More philosophically, the deep is metaphysical like prime matter, which can be deformed or unformed. As deformed it is chaos and the home of the wicked, a home that chases after the living and always captures the living. It thus becomes the abode of the dead.
So one could read this passage as God creating both the angels and all of the material order together, as one finds in later tradition. As created together, the angels were made complete and at the moment of their creation they made a choice to either stay with God or they rebelled. If it is true that angels, at least some, also order the laws and ways of the material world, then the fallen angels would be disordering that material world. It seems that Satan must of had such a rule, which is why we are enslaved to him until Jesus came. However, we were not enslaved at the time of the creation of man, even though, presumably, Satan was already fallen, and perhaps had warped the material order. Maybe at first, the material order was so warped that God had to breath His Spirit over it so that it could bear fruit. Or maybe Augustine is right, that the deep, or abyss, is the nothingness from which we came (in itself thus neither ordered or disordered). But why name the nothingness “the deep” — though symbolically nothingness could be called that.
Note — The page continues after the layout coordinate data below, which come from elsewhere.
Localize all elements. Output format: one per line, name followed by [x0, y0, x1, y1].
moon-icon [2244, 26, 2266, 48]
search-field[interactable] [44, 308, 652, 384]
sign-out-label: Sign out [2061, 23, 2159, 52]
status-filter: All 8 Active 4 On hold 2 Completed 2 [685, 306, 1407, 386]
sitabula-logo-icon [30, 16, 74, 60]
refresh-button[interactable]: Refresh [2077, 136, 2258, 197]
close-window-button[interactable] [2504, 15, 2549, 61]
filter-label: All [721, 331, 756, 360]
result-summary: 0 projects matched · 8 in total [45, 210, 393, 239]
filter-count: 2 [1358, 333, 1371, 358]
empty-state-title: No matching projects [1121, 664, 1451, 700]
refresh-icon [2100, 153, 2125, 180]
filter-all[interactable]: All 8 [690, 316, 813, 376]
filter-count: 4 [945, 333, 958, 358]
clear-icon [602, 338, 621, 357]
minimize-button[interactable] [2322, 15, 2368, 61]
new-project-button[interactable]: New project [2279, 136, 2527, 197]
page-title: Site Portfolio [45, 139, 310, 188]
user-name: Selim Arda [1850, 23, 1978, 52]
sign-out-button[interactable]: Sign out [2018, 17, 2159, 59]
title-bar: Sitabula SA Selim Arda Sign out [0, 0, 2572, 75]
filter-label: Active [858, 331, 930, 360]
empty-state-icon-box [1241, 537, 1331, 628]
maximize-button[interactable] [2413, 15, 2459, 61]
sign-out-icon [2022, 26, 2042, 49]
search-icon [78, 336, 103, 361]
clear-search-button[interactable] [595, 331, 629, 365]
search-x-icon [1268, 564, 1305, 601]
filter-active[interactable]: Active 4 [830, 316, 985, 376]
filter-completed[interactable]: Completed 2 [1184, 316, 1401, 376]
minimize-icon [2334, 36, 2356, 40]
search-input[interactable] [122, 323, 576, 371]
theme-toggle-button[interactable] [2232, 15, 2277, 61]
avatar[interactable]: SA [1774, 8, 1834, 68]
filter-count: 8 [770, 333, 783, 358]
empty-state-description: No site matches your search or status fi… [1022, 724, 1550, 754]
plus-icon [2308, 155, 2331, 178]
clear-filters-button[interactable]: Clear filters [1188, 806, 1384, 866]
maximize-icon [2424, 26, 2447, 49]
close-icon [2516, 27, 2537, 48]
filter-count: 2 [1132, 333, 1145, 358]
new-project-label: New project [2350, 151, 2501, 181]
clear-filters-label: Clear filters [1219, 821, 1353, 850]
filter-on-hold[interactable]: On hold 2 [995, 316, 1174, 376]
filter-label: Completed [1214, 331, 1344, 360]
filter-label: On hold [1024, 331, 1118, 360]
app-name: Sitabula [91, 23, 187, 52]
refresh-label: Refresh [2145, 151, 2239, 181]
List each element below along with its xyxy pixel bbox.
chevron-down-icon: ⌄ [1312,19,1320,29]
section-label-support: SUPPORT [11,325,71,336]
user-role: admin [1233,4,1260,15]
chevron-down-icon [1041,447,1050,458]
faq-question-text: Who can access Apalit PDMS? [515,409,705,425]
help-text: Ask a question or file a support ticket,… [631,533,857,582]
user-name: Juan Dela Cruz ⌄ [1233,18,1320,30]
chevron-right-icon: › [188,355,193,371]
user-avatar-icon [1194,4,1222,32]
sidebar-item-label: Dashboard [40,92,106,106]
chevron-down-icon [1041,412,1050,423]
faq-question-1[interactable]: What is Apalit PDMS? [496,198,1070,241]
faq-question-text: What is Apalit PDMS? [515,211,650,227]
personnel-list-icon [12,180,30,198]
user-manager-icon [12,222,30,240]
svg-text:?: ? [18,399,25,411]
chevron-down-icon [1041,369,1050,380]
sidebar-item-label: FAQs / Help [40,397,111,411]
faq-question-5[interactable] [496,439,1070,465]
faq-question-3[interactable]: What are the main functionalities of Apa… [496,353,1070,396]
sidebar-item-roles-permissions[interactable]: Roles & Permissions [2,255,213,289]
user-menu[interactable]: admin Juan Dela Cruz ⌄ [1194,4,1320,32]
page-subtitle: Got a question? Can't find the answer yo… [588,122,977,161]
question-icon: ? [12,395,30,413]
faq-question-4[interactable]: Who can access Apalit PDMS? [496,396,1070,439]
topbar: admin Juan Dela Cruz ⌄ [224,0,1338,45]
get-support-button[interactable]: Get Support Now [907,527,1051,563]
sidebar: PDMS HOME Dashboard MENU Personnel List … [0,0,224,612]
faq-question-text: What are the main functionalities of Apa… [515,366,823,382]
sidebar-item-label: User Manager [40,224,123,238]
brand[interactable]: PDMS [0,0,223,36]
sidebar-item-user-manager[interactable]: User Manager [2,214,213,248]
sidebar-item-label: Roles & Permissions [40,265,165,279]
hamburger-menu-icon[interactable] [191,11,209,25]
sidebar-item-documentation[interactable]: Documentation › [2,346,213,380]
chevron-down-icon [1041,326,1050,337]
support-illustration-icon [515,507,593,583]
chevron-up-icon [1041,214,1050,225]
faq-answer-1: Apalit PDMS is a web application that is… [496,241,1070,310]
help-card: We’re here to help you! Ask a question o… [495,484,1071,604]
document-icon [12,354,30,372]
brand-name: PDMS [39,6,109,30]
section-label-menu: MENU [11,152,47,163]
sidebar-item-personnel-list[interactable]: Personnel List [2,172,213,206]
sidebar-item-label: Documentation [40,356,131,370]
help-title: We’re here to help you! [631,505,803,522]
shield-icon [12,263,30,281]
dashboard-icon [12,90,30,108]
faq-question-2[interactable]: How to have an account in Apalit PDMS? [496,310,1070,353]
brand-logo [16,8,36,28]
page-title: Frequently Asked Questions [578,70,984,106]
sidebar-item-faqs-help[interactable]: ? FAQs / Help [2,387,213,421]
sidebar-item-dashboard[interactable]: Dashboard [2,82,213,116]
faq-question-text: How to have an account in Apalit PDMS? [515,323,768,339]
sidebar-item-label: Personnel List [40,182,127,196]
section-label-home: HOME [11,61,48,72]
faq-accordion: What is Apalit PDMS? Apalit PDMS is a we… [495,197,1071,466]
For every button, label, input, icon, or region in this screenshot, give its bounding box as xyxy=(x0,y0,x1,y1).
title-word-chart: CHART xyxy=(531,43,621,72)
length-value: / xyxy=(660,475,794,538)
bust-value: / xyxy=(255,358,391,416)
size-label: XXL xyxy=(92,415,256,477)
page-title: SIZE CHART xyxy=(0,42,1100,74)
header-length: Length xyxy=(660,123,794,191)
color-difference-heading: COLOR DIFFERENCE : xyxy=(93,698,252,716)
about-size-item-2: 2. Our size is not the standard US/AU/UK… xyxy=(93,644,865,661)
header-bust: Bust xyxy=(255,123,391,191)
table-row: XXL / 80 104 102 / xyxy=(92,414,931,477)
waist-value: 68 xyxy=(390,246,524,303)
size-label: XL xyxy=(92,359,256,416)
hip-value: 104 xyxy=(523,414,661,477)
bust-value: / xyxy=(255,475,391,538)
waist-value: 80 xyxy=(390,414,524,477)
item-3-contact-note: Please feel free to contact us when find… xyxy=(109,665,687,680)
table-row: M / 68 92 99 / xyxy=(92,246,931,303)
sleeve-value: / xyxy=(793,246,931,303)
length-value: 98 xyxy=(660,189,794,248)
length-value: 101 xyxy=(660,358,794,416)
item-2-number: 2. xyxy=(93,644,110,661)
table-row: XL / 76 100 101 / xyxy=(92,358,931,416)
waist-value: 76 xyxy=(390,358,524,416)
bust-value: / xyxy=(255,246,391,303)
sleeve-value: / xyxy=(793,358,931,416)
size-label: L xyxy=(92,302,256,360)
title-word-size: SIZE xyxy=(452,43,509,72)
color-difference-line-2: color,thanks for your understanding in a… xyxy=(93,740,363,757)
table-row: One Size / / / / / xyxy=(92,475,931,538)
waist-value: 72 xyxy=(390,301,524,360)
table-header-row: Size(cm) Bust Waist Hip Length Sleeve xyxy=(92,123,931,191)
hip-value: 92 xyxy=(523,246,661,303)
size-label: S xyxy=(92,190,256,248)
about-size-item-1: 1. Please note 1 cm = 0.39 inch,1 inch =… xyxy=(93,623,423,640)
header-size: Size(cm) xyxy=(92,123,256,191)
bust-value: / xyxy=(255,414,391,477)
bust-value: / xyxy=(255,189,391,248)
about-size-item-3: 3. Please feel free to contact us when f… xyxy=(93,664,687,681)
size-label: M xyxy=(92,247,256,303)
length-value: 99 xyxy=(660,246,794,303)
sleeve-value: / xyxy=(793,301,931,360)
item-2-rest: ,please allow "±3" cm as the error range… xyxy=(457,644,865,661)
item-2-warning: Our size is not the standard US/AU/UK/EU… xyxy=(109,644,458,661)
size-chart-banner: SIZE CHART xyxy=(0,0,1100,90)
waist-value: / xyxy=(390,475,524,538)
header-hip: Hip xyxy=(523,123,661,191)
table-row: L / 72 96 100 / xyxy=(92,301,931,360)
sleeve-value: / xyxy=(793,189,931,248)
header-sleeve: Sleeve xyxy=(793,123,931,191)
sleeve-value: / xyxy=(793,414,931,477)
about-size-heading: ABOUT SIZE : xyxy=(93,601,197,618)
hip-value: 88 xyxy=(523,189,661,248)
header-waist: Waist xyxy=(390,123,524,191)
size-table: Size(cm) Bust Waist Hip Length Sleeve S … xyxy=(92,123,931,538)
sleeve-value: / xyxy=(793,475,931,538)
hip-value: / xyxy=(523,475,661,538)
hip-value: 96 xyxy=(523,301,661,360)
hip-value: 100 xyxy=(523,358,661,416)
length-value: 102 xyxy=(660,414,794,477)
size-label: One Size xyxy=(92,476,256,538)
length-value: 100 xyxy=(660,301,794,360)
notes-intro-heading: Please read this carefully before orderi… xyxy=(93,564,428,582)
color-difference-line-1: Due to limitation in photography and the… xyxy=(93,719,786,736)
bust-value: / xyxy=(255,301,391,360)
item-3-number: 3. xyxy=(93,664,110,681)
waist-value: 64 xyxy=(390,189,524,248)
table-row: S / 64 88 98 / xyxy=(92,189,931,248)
Much of the later symbolism of the “deep” does seem to point to something, and many times that something is deformed. Nothing is not deformed, because no-thing, shear absence of being, can not be deformed. Interestingly, as feminine, this abyss, this deep, as deformed, thus bears forth disorder if not rightly ordered. And it was disordered by fallen angels, who are masculine. Just some thoughts to kick off this commentary.